Before testing, equilibrate all reagents and samples to room temperature.

1. Prepare all necessary reagents and standard solutions at working concentrations.
2. Set up standard wells, zero wells, and sample wells. Calculate the number of strips required for the current experiment, remove the unnecessary strips, reseal them with new sealing films, and place them back into the aluminum foil bag containing desiccants.
3. Soak the enzyme plate: Dodati 300 μL of 1× wash solution and let it soak for 30 seconds. Discard the wash solution and pat dry the microplate on absorbent paper. Repeat this step twice. Note: After washing, use the microplate immediately and do not let it dry out.
4. Add standard solutions: Dodati 100 μL of 2-fold diluted standard solutions to the standard wells. Dodati 100 μL of standard/sample diluent to the zero wells.
5. Add samples: Dodati 100 μL of the test samples to the sample wells. Ensure continuous addition of samples in steps 4 i 5 without interruption. Complete the sample addition process within 10 minuta.
6. Incubation: Seal the plate with a new sealing film. Incubate at room temperature (25±2°C) with shaking for 120 minuta.
7. Wash: Discard the liquid, add 300 μL of wash solution to each well, and wash four times. Pat dry the microplate on absorbent paper after each wash. To obtain ideal experimental results, it is essential to thoroughly remove residual liquid. Note: After washing, proceed immediately to the next step and do not let the microplate dry out.
8. Add biotinylated detection antibody: Dodati 100 μL of biotinylated antibody working solution to each well.
9. Incubation: Seal the plate with a new sealing film. Incubate at room temperature (25±2°C) with shaking for 60 minuta.
10. Wash: Discard the liquid, add 300 μL of wash solution to each well, and wash four times. Pat dry the microplate on absorbent paper after each wash. Note: To obtain ideal experimental results, it is essential to thoroughly remove residual liquid. After washing, proceed immediately to the next step and do not let the microplate dry out.
11. Add enzyme conjugate: Dodati 100 μL of enzyme conjugate working solution to each well.
12. Incubation: Seal the plate with a new sealing film. Incubate at room temperature (25±2°C) with shaking for 30 minuta.
13. Wash: Discard the liquid, add 300 μL of wash solution to each well, and wash five times. Pat dry the microplate on absorbent paper after each wash. Note: To obtain ideal experimental results, it is essential to thoroughly remove residual liquid. After washing, proceed immediately to the next step and do not let the microplate dry out.

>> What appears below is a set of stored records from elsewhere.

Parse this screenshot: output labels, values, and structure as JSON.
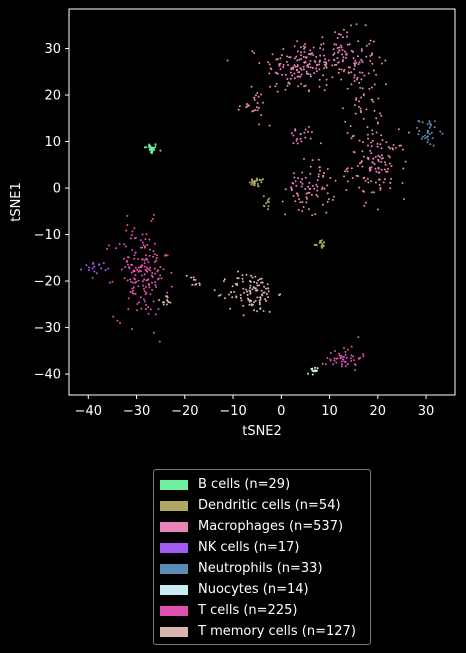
{
  "chart_data": {
    "type": "scatter",
    "title": "",
    "xlabel": "tSNE2",
    "ylabel": "tSNE1",
    "xlim": [
      -44,
      36
    ],
    "ylim": [
      -44.5,
      38.5
    ],
    "xticks": [
      -40,
      -30,
      -20,
      -10,
      0,
      10,
      20,
      30
    ],
    "yticks": [
      -40,
      -30,
      -20,
      -10,
      0,
      10,
      20,
      30
    ],
    "xtick_labels": [
      "−40",
      "−30",
      "−20",
      "−10",
      "0",
      "10",
      "20",
      "30"
    ],
    "ytick_labels": [
      "−40",
      "−30",
      "−20",
      "−10",
      "0",
      "10",
      "20",
      "30"
    ],
    "grid": false,
    "legend_position": "below plot",
    "series": [
      {
        "name": "B cells (n=29)",
        "color": "#6ef0a0",
        "n": 29,
        "clusters": [
          {
            "cx": -27,
            "cy": 8.5,
            "sx": 0.7,
            "sy": 0.6,
            "n": 29
          }
        ]
      },
      {
        "name": "Dendritic cells (n=54)",
        "color": "#b0a862",
        "n": 54,
        "clusters": [
          {
            "cx": -5,
            "cy": 1.2,
            "sx": 0.8,
            "sy": 0.5,
            "n": 28
          },
          {
            "cx": -3,
            "cy": -3,
            "sx": 0.8,
            "sy": 0.9,
            "n": 10
          },
          {
            "cx": 8,
            "cy": -12,
            "sx": 0.6,
            "sy": 0.5,
            "n": 16
          }
        ]
      },
      {
        "name": "Macrophages (n=537)",
        "color": "#e884b8",
        "n": 537,
        "clusters": [
          {
            "cx": 3,
            "cy": 26,
            "sx": 3.5,
            "sy": 3,
            "n": 110
          },
          {
            "cx": 12,
            "cy": 28,
            "sx": 4,
            "sy": 3,
            "n": 130
          },
          {
            "cx": 17,
            "cy": 19,
            "sx": 2,
            "sy": 4,
            "n": 50
          },
          {
            "cx": -6,
            "cy": 18,
            "sx": 1.5,
            "sy": 1.5,
            "n": 25
          },
          {
            "cx": 4,
            "cy": 11,
            "sx": 1.5,
            "sy": 1.2,
            "n": 20
          },
          {
            "cx": 20,
            "cy": 5,
            "sx": 3,
            "sy": 3.5,
            "n": 120
          },
          {
            "cx": 6,
            "cy": 0,
            "sx": 2.5,
            "sy": 3,
            "n": 82
          }
        ]
      },
      {
        "name": "NK cells (n=17)",
        "color": "#a35cf0",
        "n": 17,
        "clusters": [
          {
            "cx": -38.5,
            "cy": -17,
            "sx": 1.2,
            "sy": 0.6,
            "n": 17
          }
        ]
      },
      {
        "name": "Neutrophils (n=33)",
        "color": "#5b8cb8",
        "n": 33,
        "clusters": [
          {
            "cx": 30.5,
            "cy": 12,
            "sx": 1,
            "sy": 1.5,
            "n": 33
          }
        ]
      },
      {
        "name": "Nuocytes (n=14)",
        "color": "#c8eef4",
        "n": 14,
        "clusters": [
          {
            "cx": 6.5,
            "cy": -39.5,
            "sx": 0.5,
            "sy": 0.5,
            "n": 14
          }
        ]
      },
      {
        "name": "T cells (n=225)",
        "color": "#e050b0",
        "n": 225,
        "clusters": [
          {
            "cx": -29,
            "cy": -18,
            "sx": 2.8,
            "sy": 5,
            "n": 175
          },
          {
            "cx": 13,
            "cy": -36.5,
            "sx": 1.8,
            "sy": 1.3,
            "n": 50
          }
        ]
      },
      {
        "name": "T memory cells (n=127)",
        "color": "#d8b6ac",
        "n": 127,
        "clusters": [
          {
            "cx": -6,
            "cy": -22.5,
            "sx": 2.5,
            "sy": 2.2,
            "n": 105
          },
          {
            "cx": -18,
            "cy": -20,
            "sx": 0.8,
            "sy": 1,
            "n": 10
          },
          {
            "cx": -24,
            "cy": -24.5,
            "sx": 1,
            "sy": 0.9,
            "n": 12
          }
        ]
      }
    ]
  }
}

14. Add substrate for color development: Dodati 100 μL of TMB substrate to each well, avoid light exposure, and incubate at room temperature (25±2°C) for color development for 5-30 minuta. Note: The color development time can be adjusted based on the actual color development situation, but should not exceed 30 minuta. Terminate the reaction when there is a noticeable gradient of color in the standard wells (a clear blue gradient in the first 4 wells of the standard wells, with the next 3-4 wells showing no clear gradient). Preheat the microplate reader 15 minutes in advance.

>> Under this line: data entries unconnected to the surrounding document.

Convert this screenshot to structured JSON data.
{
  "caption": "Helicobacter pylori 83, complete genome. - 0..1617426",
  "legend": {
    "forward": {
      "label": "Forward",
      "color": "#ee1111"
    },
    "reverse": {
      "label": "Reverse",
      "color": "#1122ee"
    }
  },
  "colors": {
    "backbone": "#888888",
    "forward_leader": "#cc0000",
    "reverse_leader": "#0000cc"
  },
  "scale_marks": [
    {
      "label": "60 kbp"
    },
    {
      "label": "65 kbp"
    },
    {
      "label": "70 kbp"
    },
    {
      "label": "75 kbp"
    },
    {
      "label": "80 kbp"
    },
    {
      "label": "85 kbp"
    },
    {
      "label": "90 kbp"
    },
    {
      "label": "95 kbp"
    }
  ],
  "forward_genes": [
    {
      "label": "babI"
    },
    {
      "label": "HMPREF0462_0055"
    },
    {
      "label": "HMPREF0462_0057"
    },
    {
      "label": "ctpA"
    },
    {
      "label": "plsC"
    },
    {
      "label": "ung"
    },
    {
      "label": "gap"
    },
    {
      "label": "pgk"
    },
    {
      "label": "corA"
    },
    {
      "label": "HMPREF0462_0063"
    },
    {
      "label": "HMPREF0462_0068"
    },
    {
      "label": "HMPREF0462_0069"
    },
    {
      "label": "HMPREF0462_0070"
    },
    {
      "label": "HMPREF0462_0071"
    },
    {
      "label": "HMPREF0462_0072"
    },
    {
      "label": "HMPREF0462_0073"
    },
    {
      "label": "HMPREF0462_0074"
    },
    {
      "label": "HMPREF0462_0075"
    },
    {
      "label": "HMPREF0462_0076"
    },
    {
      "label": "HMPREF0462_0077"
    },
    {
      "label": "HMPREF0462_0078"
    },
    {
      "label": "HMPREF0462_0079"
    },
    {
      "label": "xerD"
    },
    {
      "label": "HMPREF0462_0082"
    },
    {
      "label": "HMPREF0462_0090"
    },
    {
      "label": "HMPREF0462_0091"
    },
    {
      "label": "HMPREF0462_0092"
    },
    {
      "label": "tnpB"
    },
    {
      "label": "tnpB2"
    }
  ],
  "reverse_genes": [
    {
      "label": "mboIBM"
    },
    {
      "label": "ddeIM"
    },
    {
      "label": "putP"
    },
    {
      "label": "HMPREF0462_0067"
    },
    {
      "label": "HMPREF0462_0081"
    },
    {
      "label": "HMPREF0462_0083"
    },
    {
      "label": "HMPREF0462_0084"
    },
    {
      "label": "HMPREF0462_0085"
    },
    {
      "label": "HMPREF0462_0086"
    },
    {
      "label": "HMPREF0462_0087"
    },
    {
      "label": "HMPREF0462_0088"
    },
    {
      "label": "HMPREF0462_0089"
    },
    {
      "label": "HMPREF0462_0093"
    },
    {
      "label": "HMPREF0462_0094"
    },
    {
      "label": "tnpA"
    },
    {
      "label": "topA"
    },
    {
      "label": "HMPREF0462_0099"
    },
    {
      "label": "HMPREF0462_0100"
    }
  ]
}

15. Add stop solution: Dodati 50 μL of stop solution to each well. Try to add the stop solution in the same order as the substrate addition. Note: The color of the liquid in the microplate wells will change from blue to yellow after adding the stop solution. If the color appears green or the color change is uneven, gently tap the frame of the plate to mix it horizontally.

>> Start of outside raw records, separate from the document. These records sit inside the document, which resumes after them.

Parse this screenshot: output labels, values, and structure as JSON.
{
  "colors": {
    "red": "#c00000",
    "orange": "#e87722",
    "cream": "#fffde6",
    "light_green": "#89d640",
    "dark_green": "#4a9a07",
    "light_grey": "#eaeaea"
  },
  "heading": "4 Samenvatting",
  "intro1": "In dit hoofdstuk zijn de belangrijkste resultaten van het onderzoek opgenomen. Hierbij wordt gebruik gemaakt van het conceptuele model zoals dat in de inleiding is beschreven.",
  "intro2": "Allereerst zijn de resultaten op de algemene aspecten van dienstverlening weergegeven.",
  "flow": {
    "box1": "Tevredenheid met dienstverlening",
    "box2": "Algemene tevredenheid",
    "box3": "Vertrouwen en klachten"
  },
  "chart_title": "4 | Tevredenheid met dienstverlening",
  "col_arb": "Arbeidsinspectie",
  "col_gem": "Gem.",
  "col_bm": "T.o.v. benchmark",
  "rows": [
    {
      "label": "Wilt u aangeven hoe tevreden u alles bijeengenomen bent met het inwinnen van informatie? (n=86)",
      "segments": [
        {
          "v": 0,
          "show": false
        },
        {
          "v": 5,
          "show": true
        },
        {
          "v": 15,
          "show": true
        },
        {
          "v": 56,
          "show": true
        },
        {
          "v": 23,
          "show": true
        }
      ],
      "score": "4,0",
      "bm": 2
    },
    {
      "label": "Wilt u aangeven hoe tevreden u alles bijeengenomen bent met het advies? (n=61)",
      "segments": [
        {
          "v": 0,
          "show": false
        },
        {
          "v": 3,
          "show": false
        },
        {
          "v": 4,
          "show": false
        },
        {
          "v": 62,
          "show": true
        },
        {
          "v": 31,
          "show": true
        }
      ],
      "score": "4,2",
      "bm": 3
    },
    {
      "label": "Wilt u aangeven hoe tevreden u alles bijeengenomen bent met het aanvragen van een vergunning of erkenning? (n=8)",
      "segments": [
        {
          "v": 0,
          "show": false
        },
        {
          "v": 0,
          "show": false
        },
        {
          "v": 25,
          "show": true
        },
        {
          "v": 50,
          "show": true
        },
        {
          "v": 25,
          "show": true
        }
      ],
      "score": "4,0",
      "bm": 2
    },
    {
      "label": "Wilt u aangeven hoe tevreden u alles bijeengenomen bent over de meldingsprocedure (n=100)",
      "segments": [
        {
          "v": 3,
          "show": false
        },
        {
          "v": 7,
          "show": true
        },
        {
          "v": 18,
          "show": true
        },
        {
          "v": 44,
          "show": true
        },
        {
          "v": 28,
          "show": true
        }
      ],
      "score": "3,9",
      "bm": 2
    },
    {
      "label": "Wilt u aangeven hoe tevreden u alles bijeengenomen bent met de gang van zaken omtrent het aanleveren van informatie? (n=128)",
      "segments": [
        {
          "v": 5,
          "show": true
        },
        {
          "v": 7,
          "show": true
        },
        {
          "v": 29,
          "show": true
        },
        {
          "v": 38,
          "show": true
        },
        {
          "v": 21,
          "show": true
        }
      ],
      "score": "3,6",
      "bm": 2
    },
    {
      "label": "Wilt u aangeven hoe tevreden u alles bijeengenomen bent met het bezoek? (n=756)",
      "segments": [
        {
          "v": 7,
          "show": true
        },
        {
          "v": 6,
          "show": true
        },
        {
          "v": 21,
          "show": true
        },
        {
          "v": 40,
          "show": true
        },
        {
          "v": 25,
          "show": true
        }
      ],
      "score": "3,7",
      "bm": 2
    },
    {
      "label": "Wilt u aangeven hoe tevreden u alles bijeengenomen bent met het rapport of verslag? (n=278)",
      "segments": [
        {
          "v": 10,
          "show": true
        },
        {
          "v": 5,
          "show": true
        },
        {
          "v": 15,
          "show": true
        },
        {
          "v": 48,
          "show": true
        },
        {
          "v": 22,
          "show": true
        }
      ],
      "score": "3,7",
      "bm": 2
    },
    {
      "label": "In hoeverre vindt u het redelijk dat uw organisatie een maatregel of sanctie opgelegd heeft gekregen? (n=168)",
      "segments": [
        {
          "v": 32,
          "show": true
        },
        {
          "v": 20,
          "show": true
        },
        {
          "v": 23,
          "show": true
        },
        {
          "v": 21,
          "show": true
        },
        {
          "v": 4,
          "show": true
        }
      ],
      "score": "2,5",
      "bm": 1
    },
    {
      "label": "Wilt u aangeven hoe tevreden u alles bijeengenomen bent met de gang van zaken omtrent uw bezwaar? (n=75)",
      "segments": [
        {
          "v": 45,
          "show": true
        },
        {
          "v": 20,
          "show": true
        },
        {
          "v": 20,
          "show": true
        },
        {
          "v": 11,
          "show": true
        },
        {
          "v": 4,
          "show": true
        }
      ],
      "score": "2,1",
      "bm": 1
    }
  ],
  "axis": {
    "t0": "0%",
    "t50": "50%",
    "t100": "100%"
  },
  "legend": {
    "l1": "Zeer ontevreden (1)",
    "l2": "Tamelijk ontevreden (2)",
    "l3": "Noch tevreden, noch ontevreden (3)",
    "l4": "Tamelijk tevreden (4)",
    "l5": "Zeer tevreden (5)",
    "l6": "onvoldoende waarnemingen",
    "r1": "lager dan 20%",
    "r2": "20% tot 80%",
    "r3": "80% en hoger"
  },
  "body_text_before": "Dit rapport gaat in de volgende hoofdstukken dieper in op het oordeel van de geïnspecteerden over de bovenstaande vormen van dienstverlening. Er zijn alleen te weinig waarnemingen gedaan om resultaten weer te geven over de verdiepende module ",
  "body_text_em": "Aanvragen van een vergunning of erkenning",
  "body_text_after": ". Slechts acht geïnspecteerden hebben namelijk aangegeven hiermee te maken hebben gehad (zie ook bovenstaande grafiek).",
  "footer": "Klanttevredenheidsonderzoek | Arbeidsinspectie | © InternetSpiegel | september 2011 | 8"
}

16. Reading the measurements: Within 5 minuta, perform dual-wavelength detection using a microplate reader to measure the OD values at the maximum absorbance wavelength of 450 nm and the reference wavelength of 630 nm. Note: The calibrated OD value is the measurement value at 450 nm minus the measurement value at 630 nm. (Note: The OD value at 630 nm is the absorbance value of the microplate material. If dual-wavelength detection cannot be performed, only measure the OD value at 450 nm wavelength, but the accuracy of the data will be slightly reduced.)